06-13-2014 08:51 AM
This is going to sound really weird, but the only PROC I found with model selection ability and the capability of specifying an offset variable was PHREG, and I don't particularly like any of the methods available (no LAR or LASSO). I suppose you could divide your response variable by log(offset value) and use GLMSELECT that way.
06-16-2014 11:35 AM
Try using the HPGENSELECT procedure, the MODEL statement has an OFFSET option.
Below are some information about the procedure, and links to a short YouTube video and documentation.
The new HPGENSELECT procedure, available with SAS/STAT 12.3 (which runs on Base 9.4), performs model selection for generalized linear models (GLMs). such as Poisson regression, negative binomial regression, and any other GLM. Designed for the distributed computing of SAS High-Performance Statistic, PROC HPGENSELECT also works in single-machine mode. It provides forward, backward, and stepwise selection (LASSO-type methods are still in progress) and includes the AIC, SBC, and AICC selection criteria.
06-16-2014 01:08 PM
For all of the other reasons for not using forward, backward or stepwise methods, please read:"Stopping Stepwise" by Peter Flom and David Cassell. It is available at http://www.nesug.org/proceedings/nesug07/sa/sa07.pdf. Whatever problems are seen with normally distributed data are extended with non-normally distributed data, especially skewed distributions such as a Poisson or negative binomial.
06-17-2014 12:11 PM
Thank Funda, that's a good news. Also sincerely thank Steve, I'll read your paper carefully.

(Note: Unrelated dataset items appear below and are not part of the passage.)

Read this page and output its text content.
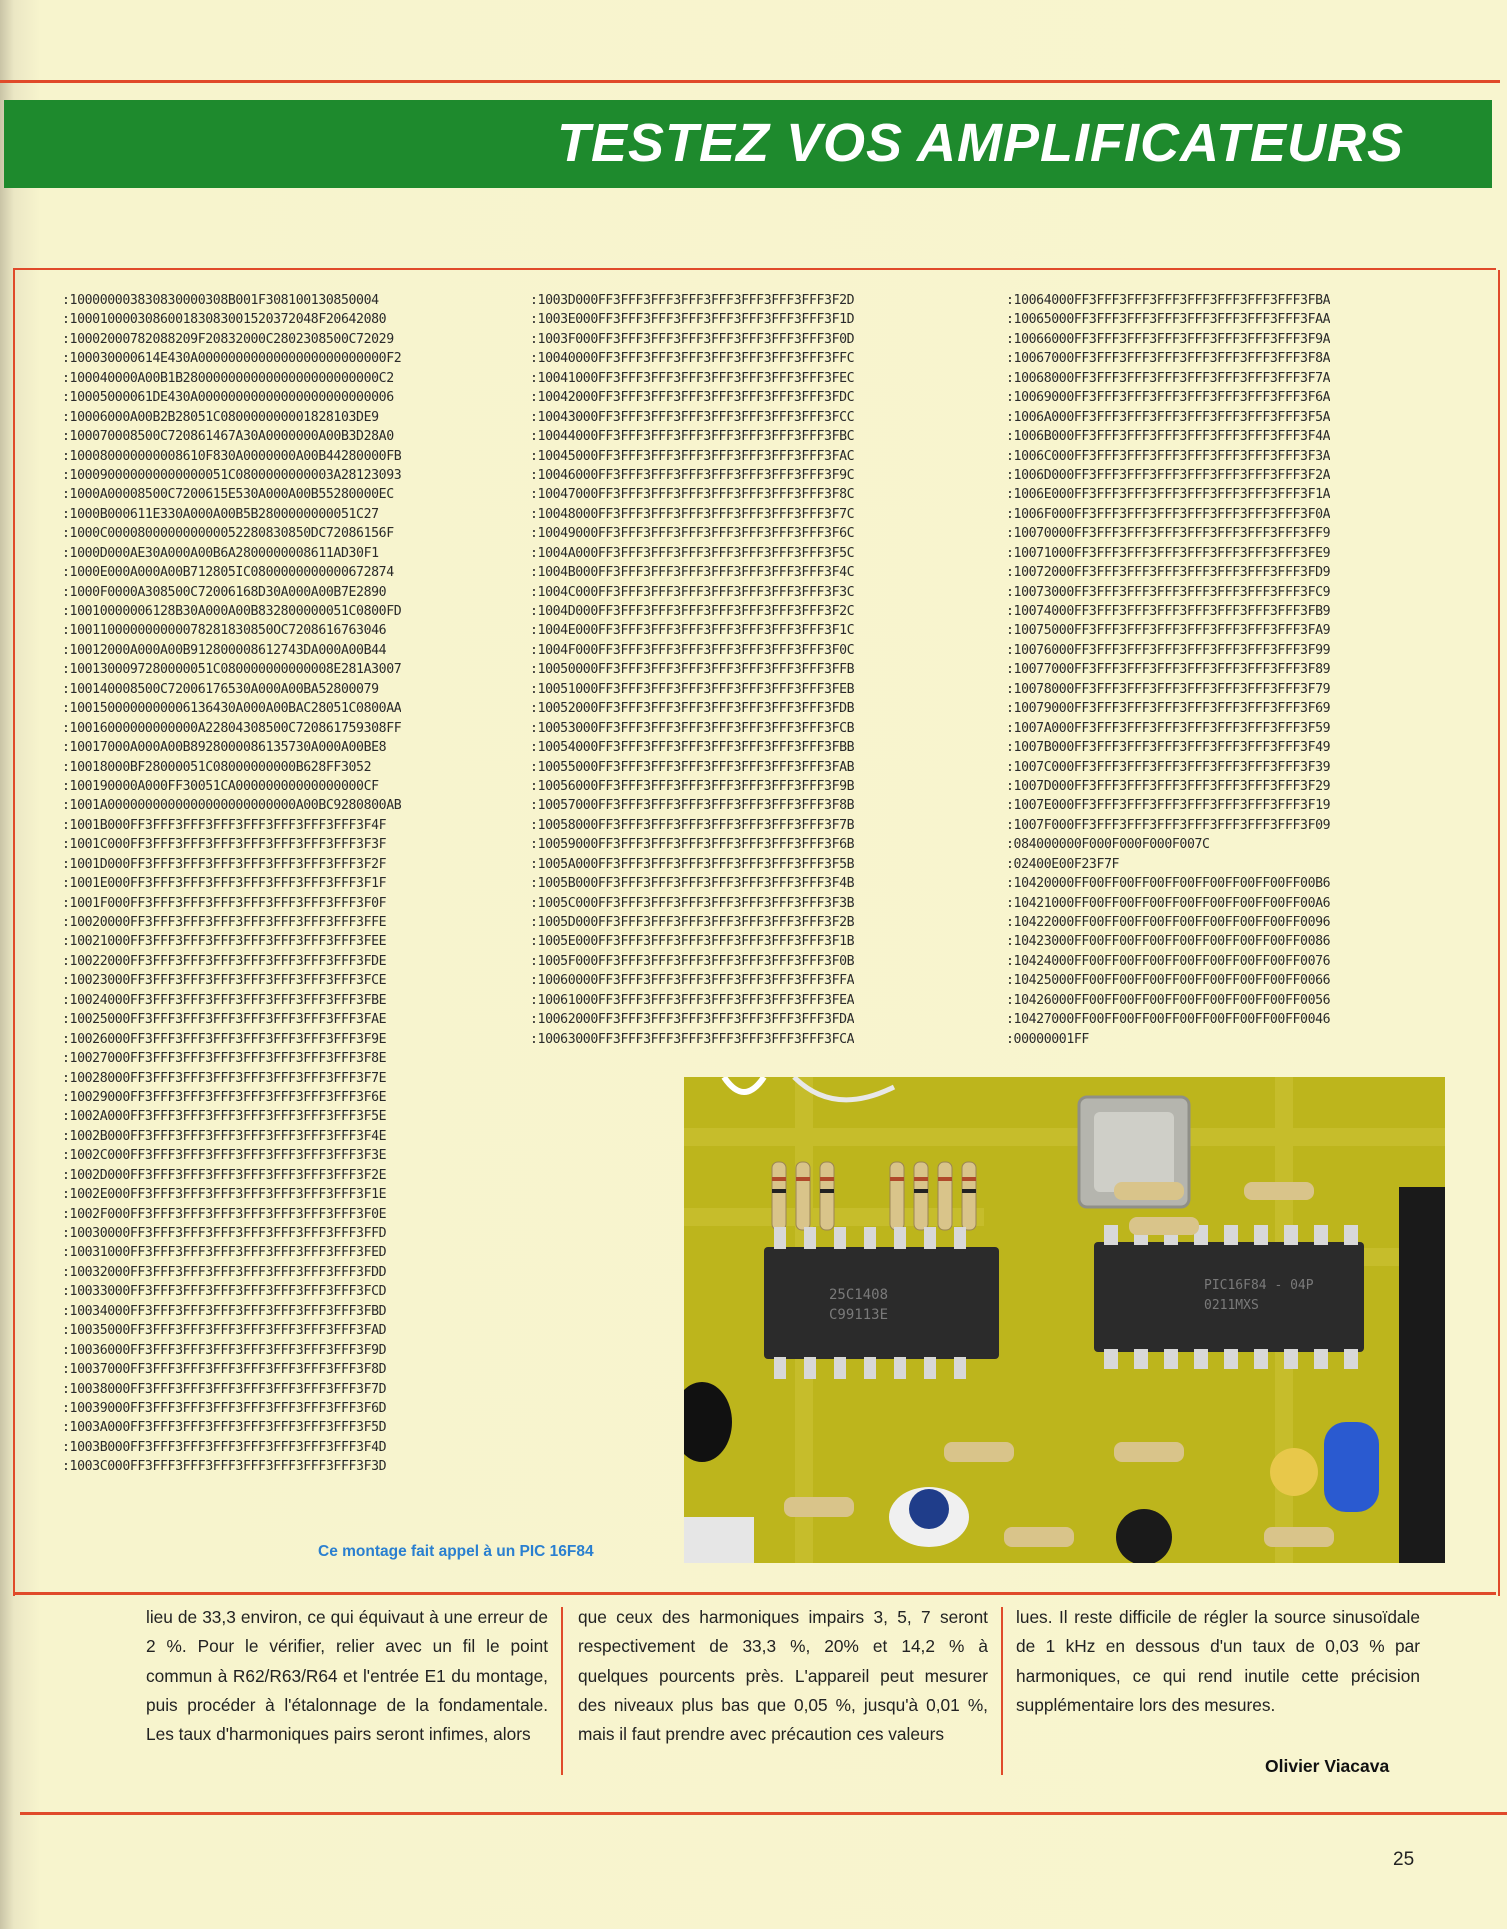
TESTEZ VOS AMPLIFICATEURS
:100000003830830000308B001F308100130850004
:100010000308600183083001520372048F20642080
:10002000782088209F20832000C2802308500C72029
:100030000614E430A0000000000000000000000000F2
:100040000A00B1B28000000000000000000000000C2
:10005000061DE430A00000000000000000000000006
:10006000A00B2B28051C080000000001828103DE9
:100070008500C720861467A30A0000000A00B3D28A0
:100080000000008610F830A0000000A00B44280000FB
:100090000000000000051C0800000000003A28123093
:1000A00008500C7200615E530A000A00B55280000EC
:1000B000611E330A000A00B5B2800000000051C27
:1000C000080000000000052280830850DC72086156F
:1000D000AE30A000A00B6A2800000008611AD30F1
:1000E000A000A00B712805IC0800000000000672874
:1000F0000A308500C72006168D30A000A00B7E2890
:10010000006128B30A000A00B832800000051C0800FD
:100110000000000078281830850OC7208616763046
:10012000A000A00B912800008612743DA000A00B44
:1001300097280000051C080000000000008E281A3007
:100140008500C72006176530A000A00BA52800079
:1001500000000006136430A000A00BAC28051C0800AA
:10016000000000000A22804308500C720861759308FF
:10017000A000A00B8928000086135730A000A00BE8
:10018000BF28000051C08000000000B628FF3052
:100190000A000FF30051CA00000000000000000CF
:1001A0000000000000000000000000A00BC9280800AB
:1001B000FF3FFF3FFF3FFF3FFF3FFF3FFF3FFF3F4F
:1001C000FF3FFF3FFF3FFF3FFF3FFF3FFF3FFF3F3F
:1001D000FF3FFF3FFF3FFF3FFF3FFF3FFF3FFF3F2F
:1001E000FF3FFF3FFF3FFF3FFF3FFF3FFF3FFF3F1F
:1001F000FF3FFF3FFF3FFF3FFF3FFF3FFF3FFF3F0F
:10020000FF3FFF3FFF3FFF3FFF3FFF3FFF3FFF3FFE
:10021000FF3FFF3FFF3FFF3FFF3FFF3FFF3FFF3FEE
:10022000FF3FFF3FFF3FFF3FFF3FFF3FFF3FFF3FDE
:10023000FF3FFF3FFF3FFF3FFF3FFF3FFF3FFF3FCE
:10024000FF3FFF3FFF3FFF3FFF3FFF3FFF3FFF3FBE
:10025000FF3FFF3FFF3FFF3FFF3FFF3FFF3FFF3FAE
:10026000FF3FFF3FFF3FFF3FFF3FFF3FFF3FFF3F9E
:10027000FF3FFF3FFF3FFF3FFF3FFF3FFF3FFF3F8E
:10028000FF3FFF3FFF3FFF3FFF3FFF3FFF3FFF3F7E
:10029000FF3FFF3FFF3FFF3FFF3FFF3FFF3FFF3F6E
:1002A000FF3FFF3FFF3FFF3FFF3FFF3FFF3FFF3F5E
:1002B000FF3FFF3FFF3FFF3FFF3FFF3FFF3FFF3F4E
:1002C000FF3FFF3FFF3FFF3FFF3FFF3FFF3FFF3F3E
:1002D000FF3FFF3FFF3FFF3FFF3FFF3FFF3FFF3F2E
:1002E000FF3FFF3FFF3FFF3FFF3FFF3FFF3FFF3F1E
:1002F000FF3FFF3FFF3FFF3FFF3FFF3FFF3FFF3F0E
:10030000FF3FFF3FFF3FFF3FFF3FFF3FFF3FFF3FFD
:10031000FF3FFF3FFF3FFF3FFF3FFF3FFF3FFF3FED
:10032000FF3FFF3FFF3FFF3FFF3FFF3FFF3FFF3FDD
:10033000FF3FFF3FFF3FFF3FFF3FFF3FFF3FFF3FCD
:10034000FF3FFF3FFF3FFF3FFF3FFF3FFF3FFF3FBD
:10035000FF3FFF3FFF3FFF3FFF3FFF3FFF3FFF3FAD
:10036000FF3FFF3FFF3FFF3FFF3FFF3FFF3FFF3F9D
:10037000FF3FFF3FFF3FFF3FFF3FFF3FFF3FFF3F8D
:10038000FF3FFF3FFF3FFF3FFF3FFF3FFF3FFF3F7D
:10039000FF3FFF3FFF3FFF3FFF3FFF3FFF3FFF3F6D
:1003A000FF3FFF3FFF3FFF3FFF3FFF3FFF3FFF3F5D
:1003B000FF3FFF3FFF3FFF3FFF3FFF3FFF3FFF3F4D
:1003C000FF3FFF3FFF3FFF3FFF3FFF3FFF3FFF3F3D
:1003D000FF3FFF3FFF3FFF3FFF3FFF3FFF3FFF3F2D
:1003E000FF3FFF3FFF3FFF3FFF3FFF3FFF3FFF3F1D
:1003F000FF3FFF3FFF3FFF3FFF3FFF3FFF3FFF3F0D
:10040000FF3FFF3FFF3FFF3FFF3FFF3FFF3FFF3FFC
:10041000FF3FFF3FFF3FFF3FFF3FFF3FFF3FFF3FEC
:10042000FF3FFF3FFF3FFF3FFF3FFF3FFF3FFF3FDC
:10043000FF3FFF3FFF3FFF3FFF3FFF3FFF3FFF3FCC
:10044000FF3FFF3FFF3FFF3FFF3FFF3FFF3FFF3FBC
:10045000FF3FFF3FFF3FFF3FFF3FFF3FFF3FFF3FAC
:10046000FF3FFF3FFF3FFF3FFF3FFF3FFF3FFF3F9C
:10047000FF3FFF3FFF3FFF3FFF3FFF3FFF3FFF3F8C
:10048000FF3FFF3FFF3FFF3FFF3FFF3FFF3FFF3F7C
:10049000FF3FFF3FFF3FFF3FFF3FFF3FFF3FFF3F6C
:1004A000FF3FFF3FFF3FFF3FFF3FFF3FFF3FFF3F5C
:1004B000FF3FFF3FFF3FFF3FFF3FFF3FFF3FFF3F4C
:1004C000FF3FFF3FFF3FFF3FFF3FFF3FFF3FFF3F3C
:1004D000FF3FFF3FFF3FFF3FFF3FFF3FFF3FFF3F2C
:1004E000FF3FFF3FFF3FFF3FFF3FFF3FFF3FFF3F1C
:1004F000FF3FFF3FFF3FFF3FFF3FFF3FFF3FFF3F0C
:10050000FF3FFF3FFF3FFF3FFF3FFF3FFF3FFF3FFB
:10051000FF3FFF3FFF3FFF3FFF3FFF3FFF3FFF3FEB
:10052000FF3FFF3FFF3FFF3FFF3FFF3FFF3FFF3FDB
:10053000FF3FFF3FFF3FFF3FFF3FFF3FFF3FFF3FCB
:10054000FF3FFF3FFF3FFF3FFF3FFF3FFF3FFF3FBB
:10055000FF3FFF3FFF3FFF3FFF3FFF3FFF3FFF3FAB
:10056000FF3FFF3FFF3FFF3FFF3FFF3FFF3FFF3F9B
:10057000FF3FFF3FFF3FFF3FFF3FFF3FFF3FFF3F8B
:10058000FF3FFF3FFF3FFF3FFF3FFF3FFF3FFF3F7B
:10059000FF3FFF3FFF3FFF3FFF3FFF3FFF3FFF3F6B
:1005A000FF3FFF3FFF3FFF3FFF3FFF3FFF3FFF3F5B
:1005B000FF3FFF3FFF3FFF3FFF3FFF3FFF3FFF3F4B
:1005C000FF3FFF3FFF3FFF3FFF3FFF3FFF3FFF3F3B
:1005D000FF3FFF3FFF3FFF3FFF3FFF3FFF3FFF3F2B
:1005E000FF3FFF3FFF3FFF3FFF3FFF3FFF3FFF3F1B
:1005F000FF3FFF3FFF3FFF3FFF3FFF3FFF3FFF3F0B
:10060000FF3FFF3FFF3FFF3FFF3FFF3FFF3FFF3FFA
:10061000FF3FFF3FFF3FFF3FFF3FFF3FFF3FFF3FEA
:10062000FF3FFF3FFF3FFF3FFF3FFF3FFF3FFF3FDA
:10063000FF3FFF3FFF3FFF3FFF3FFF3FFF3FFF3FCA
:10064000FF3FFF3FFF3FFF3FFF3FFF3FFF3FFF3FBA
:10065000FF3FFF3FFF3FFF3FFF3FFF3FFF3FFF3FAA
:10066000FF3FFF3FFF3FFF3FFF3FFF3FFF3FFF3F9A
:10067000FF3FFF3FFF3FFF3FFF3FFF3FFF3FFF3F8A
:10068000FF3FFF3FFF3FFF3FFF3FFF3FFF3FFF3F7A
:10069000FF3FFF3FFF3FFF3FFF3FFF3FFF3FFF3F6A
:1006A000FF3FFF3FFF3FFF3FFF3FFF3FFF3FFF3F5A
:1006B000FF3FFF3FFF3FFF3FFF3FFF3FFF3FFF3F4A
:1006C000FF3FFF3FFF3FFF3FFF3FFF3FFF3FFF3F3A
:1006D000FF3FFF3FFF3FFF3FFF3FFF3FFF3FFF3F2A
:1006E000FF3FFF3FFF3FFF3FFF3FFF3FFF3FFF3F1A
:1006F000FF3FFF3FFF3FFF3FFF3FFF3FFF3FFF3F0A
:10070000FF3FFF3FFF3FFF3FFF3FFF3FFF3FFF3FF9
:10071000FF3FFF3FFF3FFF3FFF3FFF3FFF3FFF3FE9
:10072000FF3FFF3FFF3FFF3FFF3FFF3FFF3FFF3FD9
:10073000FF3FFF3FFF3FFF3FFF3FFF3FFF3FFF3FC9
:10074000FF3FFF3FFF3FFF3FFF3FFF3FFF3FFF3FB9
:10075000FF3FFF3FFF3FFF3FFF3FFF3FFF3FFF3FA9
:10076000FF3FFF3FFF3FFF3FFF3FFF3FFF3FFF3F99
:10077000FF3FFF3FFF3FFF3FFF3FFF3FFF3FFF3F89
:10078000FF3FFF3FFF3FFF3FFF3FFF3FFF3FFF3F79
:10079000FF3FFF3FFF3FFF3FFF3FFF3FFF3FFF3F69
:1007A000FF3FFF3FFF3FFF3FFF3FFF3FFF3FFF3F59
:1007B000FF3FFF3FFF3FFF3FFF3FFF3FFF3FFF3F49
:1007C000FF3FFF3FFF3FFF3FFF3FFF3FFF3FFF3F39
:1007D000FF3FFF3FFF3FFF3FFF3FFF3FFF3FFF3F29
:1007E000FF3FFF3FFF3FFF3FFF3FFF3FFF3FFF3F19
:1007F000FF3FFF3FFF3FFF3FFF3FFF3FFF3FFF3F09
:084000000F000F000F000F007C
:02400E00F23F7F
:10420000FF00FF00FF00FF00FF00FF00FF00FF00B6
:10421000FF00FF00FF00FF00FF00FF00FF00FF00A6
:10422000FF00FF00FF00FF00FF00FF00FF00FF0096
:10423000FF00FF00FF00FF00FF00FF00FF00FF0086
:10424000FF00FF00FF00FF00FF00FF00FF00FF0076
:10425000FF00FF00FF00FF00FF00FF00FF00FF0066
:10426000FF00FF00FF00FF00FF00FF00FF00FF0056
:10427000FF00FF00FF00FF00FF00FF00FF00FF0046
:00000001FF
25C1408
C99113E
PIC16F84 - 04P
0211MXS
Ce montage fait appel à un PIC 16F84

lieu de 33,3 environ, ce qui équivaut à une erreur de 2 %. Pour le vérifier, relier avec un fil le point commun à R62/R63/R64 et l'entrée E1 du montage, puis procéder à l'étalonnage de la fondamentale. Les taux d'harmoniques pairs seront infimes, alors

que ceux des harmoniques impairs 3, 5, 7 seront respectivement de 33,3 %, 20% et 14,2 % à quelques pourcents près. L'appareil peut mesurer des niveaux plus bas que 0,05 %, jusqu'à 0,01 %, mais il faut prendre avec précaution ces valeurs

lues. Il reste difficile de régler la source sinusoïdale de 1 kHz en dessous d'un taux de 0,03 % par harmoniques, ce qui rend inutile cette précision supplémentaire lors des mesures.

Olivier Viacava
25
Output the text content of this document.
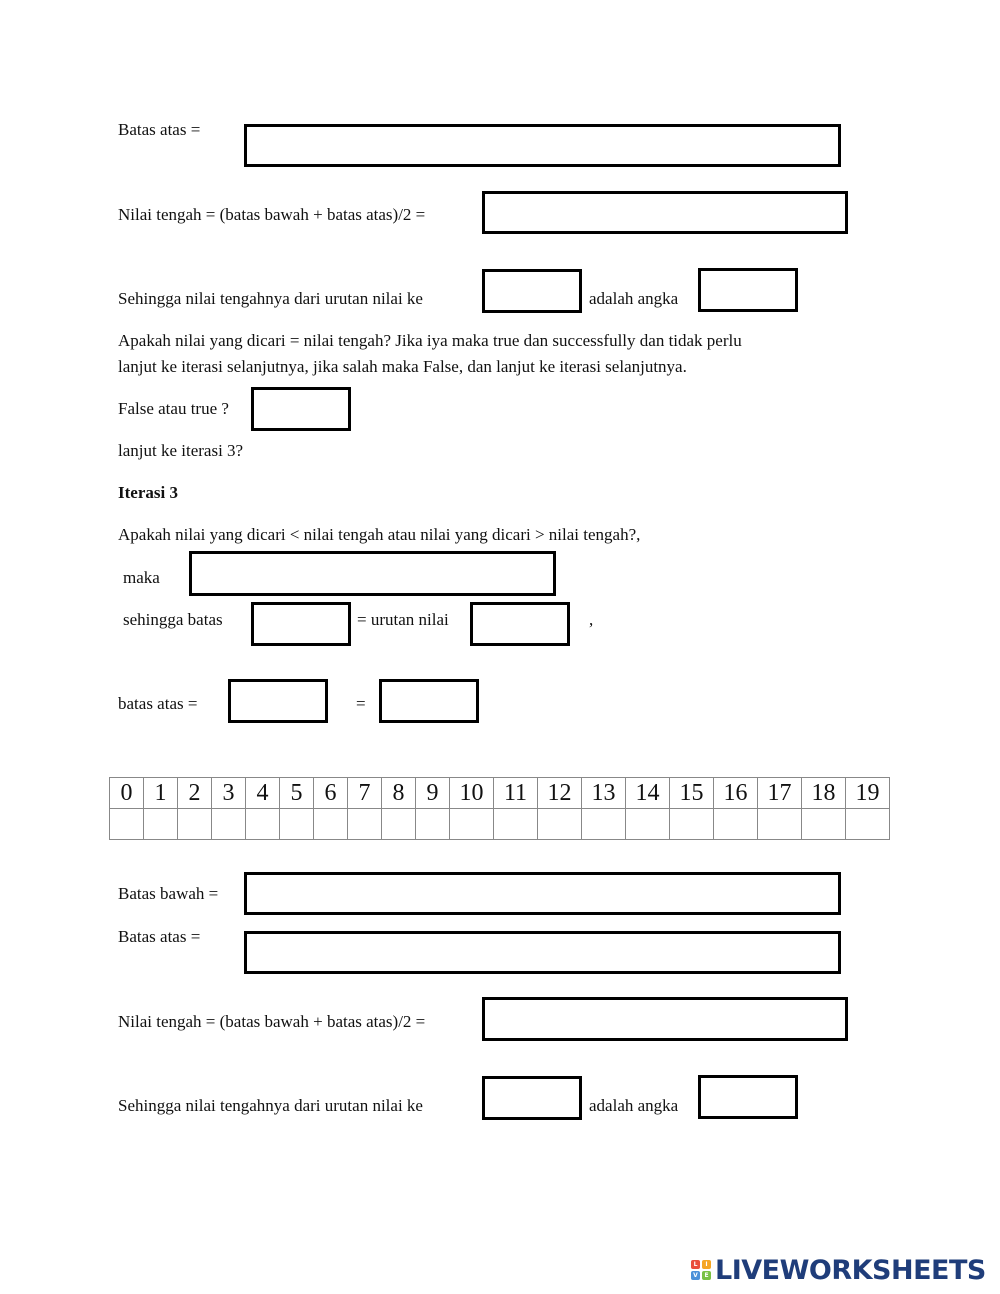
Batas atas =
Nilai tengah = (batas bawah + batas atas)/2 =
Sehingga nilai tengahnya dari urutan nilai ke	adalah angka
Apakah nilai yang dicari = nilai tengah? Jika iya maka true dan successfully dan tidak perlu
lanjut ke iterasi selanjutnya, jika salah maka False, dan lanjut ke iterasi selanjutnya.
False atau true ?
lanjut ke iterasi 3?
Iterasi 3
Apakah nilai yang dicari < nilai tengah atau nilai yang dicari > nilai tengah?,
maka
sehingga batas	= urutan nilai	,
batas atas =	=
0	1	2	3	4	5	6	7	8	9	10	11	12	13	14	15	16	17	18	19

Batas bawah =
Batas atas =
Nilai tengah = (batas bawah + batas atas)/2 =
Sehingga nilai tengahnya dari urutan nilai ke	adalah angka
L	I
V	E LIVEWORKSHEETS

But I have to mention that, the situation has changed, once I creating models, it's like cooking for dinner, patiently and strictly following statistics. but now when facing big data, and thousands of product categorries, I have to create thousands of models at the same time, no more time is given to me to check each of them, so a simple and efficient way is needed, I can't find a better way to replace 'STEPWISE' at present.
06-17-2014 01:07 PM
Read David and Peter's paper carefully--and it will help you be able to explain why the predictive model you came up with using STEPWISE performed so badly when presented with new data.
In big data, you would be as wise to ask a five year old to pick out important variables based on how cool the name sounded as to use STEPWISE methods. Between bias of the estimators and poor control of multiple testing you have a recipe for a poor predictive model. Clustering and classification trees will do much better.